ジェーン・オースティンの代表作「高慢と偏見」の映画化。

英国貴族の優雅で波乱に満ちた日常を描くBBC製作のTVドラマ「ダウントン・アビー」は我が家でも大人気であり、これと似たような作品であれば妻にも喜んでもらえるはずということで選んでみたのがこの作品。使用人の存在を重視していることからすると「ゴスフォード・パーク(2001年)」の方が似ているかもしれないが、まあ、女性向けという点では圧倒的にこっちだろう。

さて、娘には相続権がないという限嗣相続制については「ダウントン・アビー」でもお馴染みであり、同じ原作者による「いつか晴れた日に(1995年)」では、そのせいで主人公の母娘が大変な苦労を強いられることになった筈。また、この当時、婚期を逃してしまった女性がどれほど世間から冷たい目で見られたかということについては、今読んでいるツヴァイクの「昨日の世界」で勉強したばかり。

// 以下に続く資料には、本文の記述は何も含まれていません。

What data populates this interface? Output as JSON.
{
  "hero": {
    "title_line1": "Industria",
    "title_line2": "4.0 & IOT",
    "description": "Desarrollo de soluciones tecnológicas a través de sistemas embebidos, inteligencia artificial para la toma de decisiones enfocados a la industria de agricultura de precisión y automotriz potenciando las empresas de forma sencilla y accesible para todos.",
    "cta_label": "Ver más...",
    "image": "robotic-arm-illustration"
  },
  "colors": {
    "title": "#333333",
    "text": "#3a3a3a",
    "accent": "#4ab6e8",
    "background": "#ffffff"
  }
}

そんな訳で、5人も産んだにもかかわらず、結局、息子を得ることが出来なかったエリザベスの母親が、娘達の良い嫁ぎ先を探すのに躍起になる様子や、容姿の面では二人の姉に及ばない三女のメアリーが、それを補うためにピアノの練習に精を出す(=しかし、なかなか上達しない。)様子は、滑稽であると同時に哀れであり、とても彼女らを非難する気持ちにはなれない。

メインとなるエリザベスとダーシーのラブストーリーは、正直、少々安易過ぎるような気がするものの、こういった当時の慣習に振り回される人々の様子がなかなか興味深く描かれており、最後まで楽しく拝見することが出来た。

ということで、豪華なお屋敷がいくつも登場することもあって、「ダウントン・アビー」のハイクレア城に憧れている妻も大満足の様子。次は、やはりジョー・ライトキーラ・ナイトレイのコンビによる「つぐない(2007年)」を見てみようと思います。